You have three forms, one of which is very different from the others of the Souma family. Your third form, that creature, does scare me, yes. But, you should know, I’ll endure. That form only scares me because you think that I’ll leave you for it. For some reason, you think that I’ll run away, and that makes me said. I thought that you trusted me more, Kyou. I thought that you believed in me, that I would never turn my back on you. I never will. Never.

Kyou, what scares me most of all, is the fact, even the slightest chance, that you will leave me. When you ran into the forest then, all I could think of was getting you back. The moment you left my sight, I felt alone... vulnerable. Even though you had changed, I still felt... somehow safe with you. All I wanted was to get you back.

I’m scared when I’m alone with you. I can tell, Shigure thinks that Yuki and I should be together. He tries to push us together. I pretend not to see, I pretend not to hear. I do what I do for Yuki, because I don’t want to hurt him. But, when the time comes, I’ll have to. I’ll have to hurt him, and tell him that I want to be with you.

You’re always telling me to be more assertive, and maybe I should. But I won’t. It’s not in my personality, it’s in yours. And... because of that, I’ll only be assertive for you. I’ll tell you what I want. I’ll tell you what I feel. Kyou, I’ll do it for you. I want to be with you that much.

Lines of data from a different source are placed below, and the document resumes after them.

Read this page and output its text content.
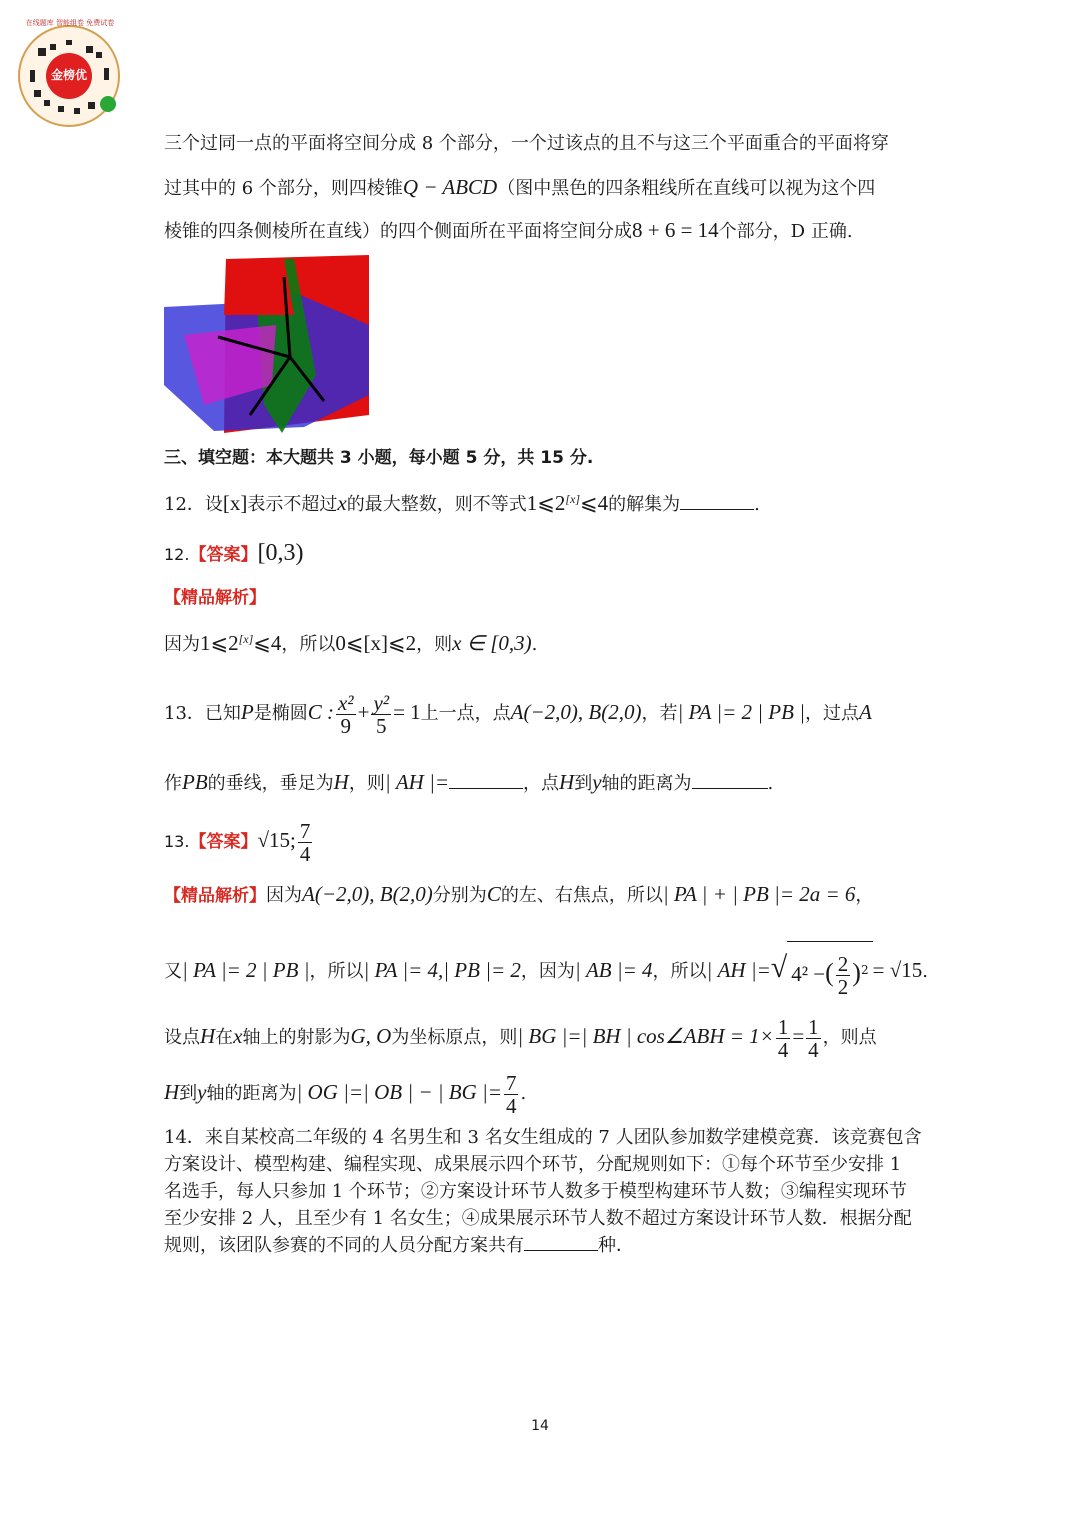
金榜优
在线题库 智能组卷 免费试卷
三个过同一点的平面将空间分成 8 个部分，一个过该点的且不与这三个平面重合的平面将穿
过其中的 6 个部分，则四棱锥Q − ABCD（图中黑色的四条粗线所在直线可以视为这个四
棱锥的四条侧棱所在直线）的四个侧面所在平面将空间分成8 + 6 = 14个部分，D 正确.
三、填空题：本大题共 3 小题，每小题 5 分，共 15 分.
12．设[x]表示不超过x的最大整数，则不等式1⩽2[x]⩽4的解集为	.
12.【答案】[0,3)
【精品解析】
因为1⩽2[x]⩽4，所以0⩽[x]⩽2，则x ∈ [0,3).
13．已知P是椭圆C : $\frac{\text{x²}}{9} + \frac{\text{y²}}{5} = 1$上一点，点A(−2,0), B(2,0)，若| PA |= 2 | PB |，过点A
作PB的垂线，垂足为H，则| AH |=	，点H到y轴的距离为	.
13.【答案】√15; $\frac{7}{4}$
【精品解析】因为A(−2,0), B(2,0)分别为C的左、右焦点，所以| PA | + | PB |= 2a = 6，
又| PA |= 2 | PB |，所以| PA |= 4,| PB |= 2，因为| AB |= 4，所以| AH |=√ 4² −( $\frac{2}{2} )^2 = √15$.
设点H在x轴上的射影为G, O为坐标原点，则| BG |=| BH | cos∠ABH = $1\times \frac{1}{4} = \frac{1}{4}$ ，则点
H到y轴的距离为| OG |=| OB | − | BG |= $\frac{7}{4}$ .
14．来自某校高二年级的 4 名男生和 3 名女生组成的 7 人团队参加数学建模竞赛．该竞赛包含方案设计、模型构建、编程实现、成果展示四个环节，分配规则如下：①每个环节至少安排 1 名选手，每人只参加 1 个环节；②方案设计环节人数多于模型构建环节人数；③编程实现环节至少安排 2 人，且至少有 1 名女生；④成果展示环节人数不超过方案设计环节人数．根据分配规则，该团队参赛的不同的人员分配方案共有	种．
14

I think that I see through your eyes, just a bit better. I can see how much you want something, but just can’t have it. Everything’s a fight for you, isn’t it? You have to fight for everything, whether you want to or not... All because you were born under the year of the cat. But you won’t have to fight for me, because I’ll always run straight to you. I told you already, Kyou, I’ve always loved the cat.


Goodness, it seems my talent has run out on me, ne? sweatdrop Oh well, these were just for fun anehway. Maybe now I can finish "I Don't Know You Anymore!!" -_- What a horrible "writers block" cause.